A Renova Energia experimentou um ciclo virtuoso de crescimento a partir do ano de 2009, embalada pela expansão do mercado eólico no Brasil. A empresa só não contava com uma mudança drástica da conjuntura econômica do país e com o fracasso em uma operação ousada com a americana SunEdison, o que a colocou em grandes dificuldades financeiras. Em sua primeira entrevista exclusiva à Agência CanalEnergia, concedida na última quinta-feira, 25 de agosto, na sede da Renova, em São Paulo, o executivo Carlos Figueiredo, que assumiu a presidência da empresa há menos de três meses, detalhou, em tom franco, qual é a sua estratégia para recuperar a liquidez e retomar o ciclo de desenvolvimento de uma das maiores companhias de energia renovável do Brasil.
“Empresas passam por ciclos. Geralmente ciclos de crescimento são precedidos por ciclos de ajuste. Como a Renova nos últimos anos experimentou altíssimas taxas de crescimento, o momento de ajuste que estamos passando é absolutamente natural, principalmente para uma empresa de apenas 15 anos de existência. Acho o projeto da Renova muito bacana. Quando a gente olha o crescimento da matriz energética brasileira, o setor de renováveis, mais especificamente o setor eólico, onde a Renova concentra seus investimentos, é realmente um campo muito fértil para a nossa companhia continuar sua trajetória de crescimento. Para isso ela precisa vivenciar momentos de ajuste, para se fortalecer novamente”, declarou o executivo. Confira a seguir os principais trechos da conversa.

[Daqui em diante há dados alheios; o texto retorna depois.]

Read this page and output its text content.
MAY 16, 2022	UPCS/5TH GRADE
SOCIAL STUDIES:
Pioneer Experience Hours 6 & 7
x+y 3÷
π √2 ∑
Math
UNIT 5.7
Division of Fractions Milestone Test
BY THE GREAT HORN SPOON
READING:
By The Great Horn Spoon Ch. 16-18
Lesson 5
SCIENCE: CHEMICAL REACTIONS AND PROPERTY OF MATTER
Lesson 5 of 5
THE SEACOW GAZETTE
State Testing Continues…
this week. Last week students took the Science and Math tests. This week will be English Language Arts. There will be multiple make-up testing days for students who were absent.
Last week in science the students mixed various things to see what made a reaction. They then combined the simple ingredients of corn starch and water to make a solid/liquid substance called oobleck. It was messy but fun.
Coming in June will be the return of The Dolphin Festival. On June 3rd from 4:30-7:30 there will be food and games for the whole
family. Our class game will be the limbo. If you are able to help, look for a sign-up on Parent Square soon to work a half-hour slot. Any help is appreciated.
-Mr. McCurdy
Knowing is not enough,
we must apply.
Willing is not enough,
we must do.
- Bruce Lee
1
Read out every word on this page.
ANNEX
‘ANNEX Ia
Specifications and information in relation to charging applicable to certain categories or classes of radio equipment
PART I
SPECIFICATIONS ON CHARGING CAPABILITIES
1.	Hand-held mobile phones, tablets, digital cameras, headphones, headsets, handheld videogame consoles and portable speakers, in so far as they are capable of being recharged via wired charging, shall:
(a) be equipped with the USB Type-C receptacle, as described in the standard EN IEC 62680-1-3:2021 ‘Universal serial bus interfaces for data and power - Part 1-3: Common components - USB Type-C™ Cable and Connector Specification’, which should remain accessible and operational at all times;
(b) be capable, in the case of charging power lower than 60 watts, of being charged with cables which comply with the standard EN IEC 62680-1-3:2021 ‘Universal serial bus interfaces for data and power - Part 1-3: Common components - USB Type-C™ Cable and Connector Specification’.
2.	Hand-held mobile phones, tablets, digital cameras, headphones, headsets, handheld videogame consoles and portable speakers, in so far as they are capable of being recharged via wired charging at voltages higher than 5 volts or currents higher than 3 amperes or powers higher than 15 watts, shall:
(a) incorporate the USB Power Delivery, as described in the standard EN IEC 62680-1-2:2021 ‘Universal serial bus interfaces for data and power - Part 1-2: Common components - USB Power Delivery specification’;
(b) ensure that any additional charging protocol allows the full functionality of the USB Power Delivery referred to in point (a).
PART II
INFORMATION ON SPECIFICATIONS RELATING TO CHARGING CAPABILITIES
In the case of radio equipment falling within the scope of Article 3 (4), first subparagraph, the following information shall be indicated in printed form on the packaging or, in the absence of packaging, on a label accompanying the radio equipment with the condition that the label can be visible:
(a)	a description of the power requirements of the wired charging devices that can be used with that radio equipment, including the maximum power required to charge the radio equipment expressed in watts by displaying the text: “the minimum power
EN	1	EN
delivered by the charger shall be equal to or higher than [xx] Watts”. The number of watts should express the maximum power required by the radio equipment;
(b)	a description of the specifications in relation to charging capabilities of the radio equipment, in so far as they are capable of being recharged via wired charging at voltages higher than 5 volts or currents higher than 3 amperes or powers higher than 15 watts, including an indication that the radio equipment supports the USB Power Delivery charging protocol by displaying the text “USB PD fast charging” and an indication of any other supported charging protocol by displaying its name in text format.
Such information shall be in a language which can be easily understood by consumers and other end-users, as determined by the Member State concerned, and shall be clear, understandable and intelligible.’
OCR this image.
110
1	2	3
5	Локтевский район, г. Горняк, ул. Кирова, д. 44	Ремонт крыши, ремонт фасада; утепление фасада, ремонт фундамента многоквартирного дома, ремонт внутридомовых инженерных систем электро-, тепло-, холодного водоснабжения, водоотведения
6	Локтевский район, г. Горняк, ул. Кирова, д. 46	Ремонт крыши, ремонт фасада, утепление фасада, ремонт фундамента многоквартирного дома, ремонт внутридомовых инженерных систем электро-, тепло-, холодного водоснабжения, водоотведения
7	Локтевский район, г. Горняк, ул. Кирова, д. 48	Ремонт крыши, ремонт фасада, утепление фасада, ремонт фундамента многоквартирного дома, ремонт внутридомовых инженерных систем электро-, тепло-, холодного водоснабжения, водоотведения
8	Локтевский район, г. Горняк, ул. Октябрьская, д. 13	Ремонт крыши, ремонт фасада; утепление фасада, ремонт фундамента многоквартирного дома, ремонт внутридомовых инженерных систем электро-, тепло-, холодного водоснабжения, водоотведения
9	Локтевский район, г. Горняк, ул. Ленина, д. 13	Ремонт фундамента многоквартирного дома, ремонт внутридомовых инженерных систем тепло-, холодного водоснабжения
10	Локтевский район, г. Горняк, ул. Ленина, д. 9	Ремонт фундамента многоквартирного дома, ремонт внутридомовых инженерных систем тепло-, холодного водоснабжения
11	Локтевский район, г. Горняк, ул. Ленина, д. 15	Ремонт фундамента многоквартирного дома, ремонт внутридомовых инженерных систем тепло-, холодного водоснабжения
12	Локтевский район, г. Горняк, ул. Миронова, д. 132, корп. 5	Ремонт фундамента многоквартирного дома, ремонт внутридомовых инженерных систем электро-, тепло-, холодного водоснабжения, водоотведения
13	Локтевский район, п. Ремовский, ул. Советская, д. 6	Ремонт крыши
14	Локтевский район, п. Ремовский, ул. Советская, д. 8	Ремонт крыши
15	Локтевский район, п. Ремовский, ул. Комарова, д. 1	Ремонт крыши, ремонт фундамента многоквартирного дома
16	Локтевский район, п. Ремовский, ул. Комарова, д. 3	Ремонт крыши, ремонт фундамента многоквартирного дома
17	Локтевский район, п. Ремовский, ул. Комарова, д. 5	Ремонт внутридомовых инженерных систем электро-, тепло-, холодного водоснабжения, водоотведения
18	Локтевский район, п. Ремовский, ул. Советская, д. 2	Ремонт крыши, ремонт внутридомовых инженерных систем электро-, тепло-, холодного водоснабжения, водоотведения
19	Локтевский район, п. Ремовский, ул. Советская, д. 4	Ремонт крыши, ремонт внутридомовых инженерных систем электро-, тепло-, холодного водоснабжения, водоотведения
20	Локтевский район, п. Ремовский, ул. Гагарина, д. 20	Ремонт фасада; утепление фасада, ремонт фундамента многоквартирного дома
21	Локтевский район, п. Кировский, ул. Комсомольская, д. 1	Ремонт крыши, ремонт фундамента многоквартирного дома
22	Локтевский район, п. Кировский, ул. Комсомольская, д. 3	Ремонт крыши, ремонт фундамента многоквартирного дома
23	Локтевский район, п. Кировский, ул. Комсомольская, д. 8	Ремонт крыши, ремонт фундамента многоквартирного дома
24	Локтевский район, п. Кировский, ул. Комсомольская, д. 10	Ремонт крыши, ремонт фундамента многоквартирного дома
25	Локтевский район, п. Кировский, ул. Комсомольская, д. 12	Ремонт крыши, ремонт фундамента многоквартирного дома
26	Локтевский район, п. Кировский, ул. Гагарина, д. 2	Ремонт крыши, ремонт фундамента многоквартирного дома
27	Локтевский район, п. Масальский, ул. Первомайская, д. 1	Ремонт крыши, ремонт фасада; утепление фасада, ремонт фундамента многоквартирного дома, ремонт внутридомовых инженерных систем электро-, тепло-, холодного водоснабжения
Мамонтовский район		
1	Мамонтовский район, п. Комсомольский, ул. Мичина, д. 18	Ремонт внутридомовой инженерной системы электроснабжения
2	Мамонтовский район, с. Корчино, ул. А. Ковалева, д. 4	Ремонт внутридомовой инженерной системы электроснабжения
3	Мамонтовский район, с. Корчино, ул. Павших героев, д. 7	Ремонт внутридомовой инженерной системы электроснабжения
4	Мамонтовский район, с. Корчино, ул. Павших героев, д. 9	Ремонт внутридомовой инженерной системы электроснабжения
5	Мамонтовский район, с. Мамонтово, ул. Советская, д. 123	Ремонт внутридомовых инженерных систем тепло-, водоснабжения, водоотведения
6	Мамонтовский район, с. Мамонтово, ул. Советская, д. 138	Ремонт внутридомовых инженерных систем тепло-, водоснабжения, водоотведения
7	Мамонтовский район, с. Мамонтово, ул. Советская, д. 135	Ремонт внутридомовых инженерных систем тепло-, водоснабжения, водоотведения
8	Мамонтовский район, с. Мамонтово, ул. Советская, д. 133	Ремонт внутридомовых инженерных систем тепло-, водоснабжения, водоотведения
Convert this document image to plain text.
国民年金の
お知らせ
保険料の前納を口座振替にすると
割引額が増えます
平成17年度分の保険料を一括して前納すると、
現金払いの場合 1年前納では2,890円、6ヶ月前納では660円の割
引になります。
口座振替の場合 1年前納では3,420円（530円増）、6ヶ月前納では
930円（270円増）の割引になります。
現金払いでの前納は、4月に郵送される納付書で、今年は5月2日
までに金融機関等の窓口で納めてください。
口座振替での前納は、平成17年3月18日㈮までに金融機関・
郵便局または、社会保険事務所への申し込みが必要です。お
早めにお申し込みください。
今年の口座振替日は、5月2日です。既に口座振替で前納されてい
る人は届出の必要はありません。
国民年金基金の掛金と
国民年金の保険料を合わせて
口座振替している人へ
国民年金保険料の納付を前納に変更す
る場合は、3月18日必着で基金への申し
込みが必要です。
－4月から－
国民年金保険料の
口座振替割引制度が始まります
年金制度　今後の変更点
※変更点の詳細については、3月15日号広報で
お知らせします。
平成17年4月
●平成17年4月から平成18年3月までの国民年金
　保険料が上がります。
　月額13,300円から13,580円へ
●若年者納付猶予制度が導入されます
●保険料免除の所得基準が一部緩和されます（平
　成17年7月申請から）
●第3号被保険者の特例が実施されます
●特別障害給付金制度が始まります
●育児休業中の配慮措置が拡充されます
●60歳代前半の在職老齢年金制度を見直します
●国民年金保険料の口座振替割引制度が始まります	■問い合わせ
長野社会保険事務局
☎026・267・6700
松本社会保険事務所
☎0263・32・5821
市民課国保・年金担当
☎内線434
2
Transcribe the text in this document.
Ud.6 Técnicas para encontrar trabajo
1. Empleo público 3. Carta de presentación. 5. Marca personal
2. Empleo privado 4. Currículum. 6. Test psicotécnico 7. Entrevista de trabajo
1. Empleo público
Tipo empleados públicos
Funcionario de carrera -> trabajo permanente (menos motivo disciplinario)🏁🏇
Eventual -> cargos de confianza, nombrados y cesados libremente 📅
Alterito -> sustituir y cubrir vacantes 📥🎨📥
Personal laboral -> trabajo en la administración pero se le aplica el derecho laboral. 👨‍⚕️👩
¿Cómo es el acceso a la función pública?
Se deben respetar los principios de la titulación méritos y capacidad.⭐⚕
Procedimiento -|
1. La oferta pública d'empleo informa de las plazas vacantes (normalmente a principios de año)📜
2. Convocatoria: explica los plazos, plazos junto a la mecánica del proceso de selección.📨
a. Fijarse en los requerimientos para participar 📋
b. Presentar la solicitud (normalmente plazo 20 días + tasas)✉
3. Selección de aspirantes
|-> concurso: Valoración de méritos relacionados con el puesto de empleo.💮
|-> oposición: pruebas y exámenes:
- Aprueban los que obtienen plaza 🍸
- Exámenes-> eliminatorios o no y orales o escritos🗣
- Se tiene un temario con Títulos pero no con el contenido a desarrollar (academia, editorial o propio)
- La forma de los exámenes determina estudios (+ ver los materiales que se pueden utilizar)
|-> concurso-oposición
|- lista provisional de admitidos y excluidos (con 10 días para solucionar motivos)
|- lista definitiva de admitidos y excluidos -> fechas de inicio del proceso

Prioridade – Figueiredo disse que a prioridade é recuperar a liquidez da Renova. A primeira ação foi ajustar o portfólio de projetos. “Como já divulgado ao mercado anteriormente, cancelamos PPA Cemig de 676,2 MW e não exercemos a opção de participar de 50% do LER 2015 (solar) de 59,7 MW. Postergamos parte do contrato de mercado livre Light II, de 133,6 MW de capacidade instalada, para janeiro de 2020.” Esse movimento evitará investimentos da ordem de R$ 4 bilhões. Além disso, em função da sobrecontratação das distribuidoras, foi possível postergar a entrega de aproximadamente 70 MW médios. Essa energia será vendida no ACL e os benefícios financeiros já aparecerão no balanço do terceiro trimestre. Em dezembro 2015, a equipe era formada por 300 funcionários, reduziu para 190. Também estão sendo implementadas novas técnicas de gestão, com automatização de processos e novas ferramentas de controle.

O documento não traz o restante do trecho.